Port Adelaide state heritage area
Port Adelaide is South Australia's first state heritage area and contains South Australia's most substantial and continuous group of colonial buildings, many of which were directly associated with Port Adelaide's function as the state's major port.
Port Adelaide is a working seaport 14km north west of Adelaide. The actual City of Port Adelaide is located on the port's inner harbour. The city centre is surrounded by Adelaide's western suburbs.
The Port Adelaide state heritage area includes the commercial and administrative core of early Port Adelaide. It is situated between St Vincent Street and the waterfront (North Parade), and extends from Nelson Street on the west to Jubilee Street on the east.
The Port was the principal gateway to the colony for immigrants and supplies, and developed rapidly as a shipping, transport and industrial hub. The historic government and commercial buildings are evidence of the Port's prosperity and importance during the mid and late 1800s.
The heritage precinct contains more buildings of continuous historic character than anywhere else in South Australia. This group is an excellent example of a 19th century commercial area, displaying colonial architecture that is rare in South Australia.

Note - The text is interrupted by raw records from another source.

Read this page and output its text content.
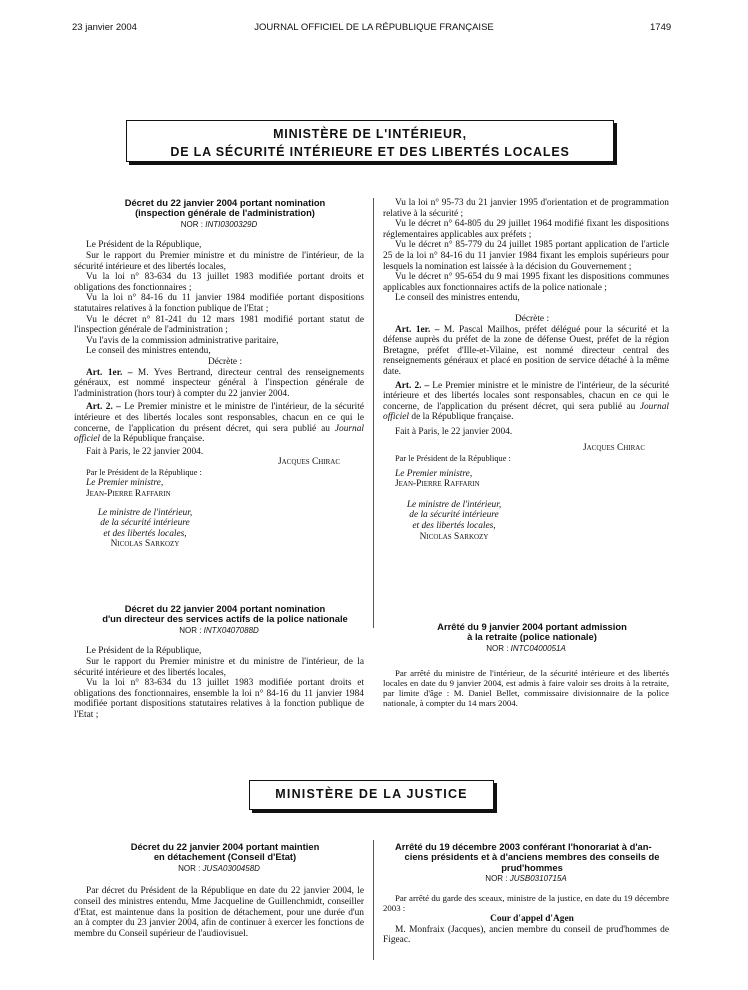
23 janvier 2004	JOURNAL OFFICIEL DE LA RÉPUBLIQUE FRANÇAISE	1749
MINISTÈRE DE L'INTÉRIEUR,
DE LA SÉCURITÉ INTÉRIEURE ET DES LIBERTÉS LOCALES

Décret du 22 janvier 2004 portant nomination

(inspection générale de l'administration)

NOR : INTI0300329D

Le Président de la République,

Sur le rapport du Premier ministre et du ministre de l'intérieur, de la sécurité intérieure et des libertés locales,

Vu la loi n° 83-634 du 13 juillet 1983 modifiée portant droits et obligations des fonctionnaires ;

Vu la loi n° 84-16 du 11 janvier 1984 modifiée portant dispositions statutaires relatives à la fonction publique de l'Etat ;

Vu le décret n° 81-241 du 12 mars 1981 modifié portant statut de l'inspection générale de l'administration ;

Vu l'avis de la commission administrative paritaire,

Le conseil des ministres entendu,

Décrète :

Art. 1er. – M. Yves Bertrand, directeur central des renseignements généraux, est nommé inspecteur général à l'inspection générale de l'administration (hors tour) à compter du 22 janvier 2004.

Art. 2. – Le Premier ministre et le ministre de l'intérieur, de la sécurité intérieure et des libertés locales sont responsables, chacun en ce qui le concerne, de l'application du présent décret, qui sera publié au Journal officiel de la République française.

Fait à Paris, le 22 janvier 2004.

Jacques Chirac

Par le Président de la République :

Le Premier ministre,

Jean-Pierre Raffarin

Le ministre de l'intérieur,

de la sécurité intérieure

et des libertés locales,

Nicolas Sarkozy

Décret du 22 janvier 2004 portant nomination

d'un directeur des services actifs de la police nationale

NOR : INTX0407088D

Le Président de la République,

Sur le rapport du Premier ministre et du ministre de l'intérieur, de la sécurité intérieure et des libertés locales,

Vu la loi n° 83-634 du 13 juillet 1983 modifiée portant droits et obligations des fonctionnaires, ensemble la loi n° 84-16 du 11 janvier 1984 modifiée portant dispositions statutaires relatives à la fonction publique de l'Etat ;

Vu la loi n° 95-73 du 21 janvier 1995 d'orientation et de programmation relative à la sécurité ;

Vu le décret n° 64-805 du 29 juillet 1964 modifié fixant les dispositions réglementaires applicables aux préfets ;

Vu le décret n° 85-779 du 24 juillet 1985 portant application de l'article 25 de la loi n° 84-16 du 11 janvier 1984 fixant les emplois supérieurs pour lesquels la nomination est laissée à la décision du Gouvernement ;

Vu le décret n° 95-654 du 9 mai 1995 fixant les dispositions communes applicables aux fonctionnaires actifs de la police nationale ;

Le conseil des ministres entendu,

Décrète :

Art. 1er. – M. Pascal Mailhos, préfet délégué pour la sécurité et la défense auprès du préfet de la zone de défense Ouest, préfet de la région Bretagne, préfet d'Ille-et-Vilaine, est nommé directeur central des renseignements généraux et placé en position de service détaché à la même date.

Art. 2. – Le Premier ministre et le ministre de l'intérieur, de la sécurité intérieure et des libertés locales sont responsables, chacun en ce qui le concerne, de l'application du présent décret, qui sera publié au Journal officiel de la République française.

Fait à Paris, le 22 janvier 2004.

Jacques Chirac

Par le Président de la République :

Le Premier ministre,

Jean-Pierre Raffarin

Le ministre de l'intérieur,

de la sécurité intérieure

et des libertés locales,

Nicolas Sarkozy

Arrêté du 9 janvier 2004 portant admission

à la retraite (police nationale)

NOR : INTC0400051A

Par arrêté du ministre de l'intérieur, de la sécurité intérieure et des libertés locales en date du 9 janvier 2004, est admis à faire valoir ses droits à la retraite, par limite d'âge : M. Daniel Bellet, commissaire divisionnaire de la police nationale, à compter du 14 mars 2004.

MINISTÈRE DE LA JUSTICE

Décret du 22 janvier 2004 portant maintien

en détachement (Conseil d'Etat)

NOR : JUSA0300458D

Par décret du Président de la République en date du 22 janvier 2004, le conseil des ministres entendu, Mme Jacqueline de Guillenchmidt, conseiller d'Etat, est maintenue dans la position de détachement, pour une durée d'un an à compter du 23 janvier 2004, afin de continuer à exercer les fonctions de membre du Conseil supérieur de l'audiovisuel.

Arrêté du 19 décembre 2003 conférant l'honorariat à d'an-

ciens présidents et à d'anciens membres des conseils de

prud'hommes

NOR : JUSB0310715A

Par arrêté du garde des sceaux, ministre de la justice, en date du 19 décembre 2003 :

Cour d'appel d'Agen

M. Monfraix (Jacques), ancien membre du conseil de prud'hommes de Figeac.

18 historic sites within the Port Adelaide state heritage area are also on the South Australian Heritage Register. These places include:
- Customs House Complex (including Telegraph Office, Institute Building and Customs House)
- two Divett Street offices
- Port Adelaide Enfield Council Offices (including Town Hall, Police Station and Courthouse)
- three hotels
- two Lipson Street banks
- five shops, offices and warehouses.